Opening Address by OPEC Secretary General

Delivered by HE Mohammad Sanusi Barkindo, OPEC Secretary General, at the First OPEC-AFREC Technical Meeting, 6 October 2020, via videoconference.

Ladies and gentlemen, colleagues,

OPEC and I personally have been waiting a long time for this day to come! A dialogue between African countries and OPEC has been in the making and we are very much excited to be opening this first OPEC-AFREC Technical Meeting.

I am thrilled to see my home continent finally take its seat and bring its voice to the dialogue table. We are privileged to have Dr. Ibrahim, the Secretary General of APPO, as a guest of honor and a veteran of the oil industry who also spent many years at the OPEC Secretariat.

A recommendation was made back in February 2019 that a technical partnership between OPEC and AFREC could be beneficial. It was stated at that time that this would also support OPEC’s medium- and long-term goals regarding energy poverty eradication and the continued use of conventional oil.

Thus, this meeting is the starting point of what we hope will be constructive and regular dialogues with various African entities. Arrangements are ongoing for a similar technical meeting with the African Petroleum Producers Organization (APPO) and the 1st OPEC-Africa high-level meeting, all under the newly established OPEC-Africa Energy Dialogue. OPEC is ready to go forward in a structured way to further this initiative, thus we attach special importance to this inaugural meeting! Others will follow suit soon this year.

As more African oil producers join OPEC Congo, Equatorial Guinea and Gabon are the most recent members, complementing Algeria, Angola, Libya and Nigeria — we would like to focus even more on this continent. Africa has a world of potential regarding energy and sustainable development, which we hope to help unlock together.

I have personally visited many African countries before the COVID-19 pandemic and we hope that many more countries will join the OPEC family, bringing their strengths and potential. Africa's oil industry holds huge potential. The continent is home to five of the top 30 oil-producing countries in the world, accounting for nearly 8.0 mb/d in 2019, just below 10% of world output. At the end of 2019, Africa was estimated to have proven reserves of oil in the region of 126 billion bbl. On the production side, there is still vast potential to achieve more!

Ladies and gentlemen,

Africa continues to be the world’s most have-not continent in terms of energy security. Many, if not most, African countries face severe energy shortages and this has held back industrial development.

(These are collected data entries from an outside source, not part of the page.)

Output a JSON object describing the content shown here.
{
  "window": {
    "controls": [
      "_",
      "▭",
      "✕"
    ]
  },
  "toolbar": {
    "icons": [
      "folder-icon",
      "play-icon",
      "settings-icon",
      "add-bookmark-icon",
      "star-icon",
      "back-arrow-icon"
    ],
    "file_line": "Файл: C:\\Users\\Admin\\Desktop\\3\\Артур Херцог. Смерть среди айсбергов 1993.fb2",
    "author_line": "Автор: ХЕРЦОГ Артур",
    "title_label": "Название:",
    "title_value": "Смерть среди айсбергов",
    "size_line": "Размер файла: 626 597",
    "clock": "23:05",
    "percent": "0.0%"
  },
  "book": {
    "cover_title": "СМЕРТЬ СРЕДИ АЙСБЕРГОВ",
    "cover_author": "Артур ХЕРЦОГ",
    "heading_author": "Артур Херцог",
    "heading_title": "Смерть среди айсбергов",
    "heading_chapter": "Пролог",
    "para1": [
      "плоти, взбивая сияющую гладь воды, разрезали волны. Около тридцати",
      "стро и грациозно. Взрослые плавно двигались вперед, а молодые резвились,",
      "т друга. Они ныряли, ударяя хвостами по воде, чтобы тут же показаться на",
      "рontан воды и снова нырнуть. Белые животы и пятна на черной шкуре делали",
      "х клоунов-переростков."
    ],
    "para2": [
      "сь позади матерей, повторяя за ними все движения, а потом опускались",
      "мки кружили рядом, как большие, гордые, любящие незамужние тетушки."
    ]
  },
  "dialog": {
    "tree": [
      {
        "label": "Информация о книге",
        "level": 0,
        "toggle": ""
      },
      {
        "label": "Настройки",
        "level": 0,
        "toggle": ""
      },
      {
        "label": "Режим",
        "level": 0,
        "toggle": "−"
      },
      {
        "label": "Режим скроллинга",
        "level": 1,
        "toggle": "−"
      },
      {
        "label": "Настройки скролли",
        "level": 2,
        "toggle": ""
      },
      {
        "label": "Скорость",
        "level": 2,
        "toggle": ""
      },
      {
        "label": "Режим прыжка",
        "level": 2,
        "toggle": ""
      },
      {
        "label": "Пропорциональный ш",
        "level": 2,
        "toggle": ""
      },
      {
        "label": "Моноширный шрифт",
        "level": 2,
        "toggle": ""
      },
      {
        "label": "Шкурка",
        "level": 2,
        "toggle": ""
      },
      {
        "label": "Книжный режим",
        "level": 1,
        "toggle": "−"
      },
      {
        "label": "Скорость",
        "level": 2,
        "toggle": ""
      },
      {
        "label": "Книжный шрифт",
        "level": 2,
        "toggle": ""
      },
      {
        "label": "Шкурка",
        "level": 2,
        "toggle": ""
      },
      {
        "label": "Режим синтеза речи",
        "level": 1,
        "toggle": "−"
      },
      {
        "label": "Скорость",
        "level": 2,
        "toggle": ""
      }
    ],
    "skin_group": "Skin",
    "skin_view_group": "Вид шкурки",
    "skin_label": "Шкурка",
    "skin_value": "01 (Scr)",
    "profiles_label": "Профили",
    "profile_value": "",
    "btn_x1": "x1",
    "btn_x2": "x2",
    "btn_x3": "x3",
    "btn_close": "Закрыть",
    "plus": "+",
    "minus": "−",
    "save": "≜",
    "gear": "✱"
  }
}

This is despite the fact that the continent is blessed with tremendous conventional and renewable energy resources.

I know that your Organization was formed in order to deal with this issue, with the noble goal of harnessing energy resources and making them available to people on the African continent to enable development. An additional benefit would be the protection of Africa’s forests, as access to electricity would reduce deforestation for firewood. Since AFREC’s launch in 2008, you have achieved great things.

I want to quote Akinwumi Adesina, president of the African Development Bank, who stated at a World Economic Forum on Africa: “We have got to be so impatient with moving Africa forward relentlessly – we have no choice. In 2025, there is absolutely no reason why Africa should not be totally lit up with the power it needs to industrialise, because we must not forget, no economy ever develops unless you have the base load power to drive industries and to be competitive... let’s not forget for this continent to create the jobs it needs fast, we must have base load power. So I believe that in ten years… we absolutely must develop Africa with pride and have universal access to electricity.”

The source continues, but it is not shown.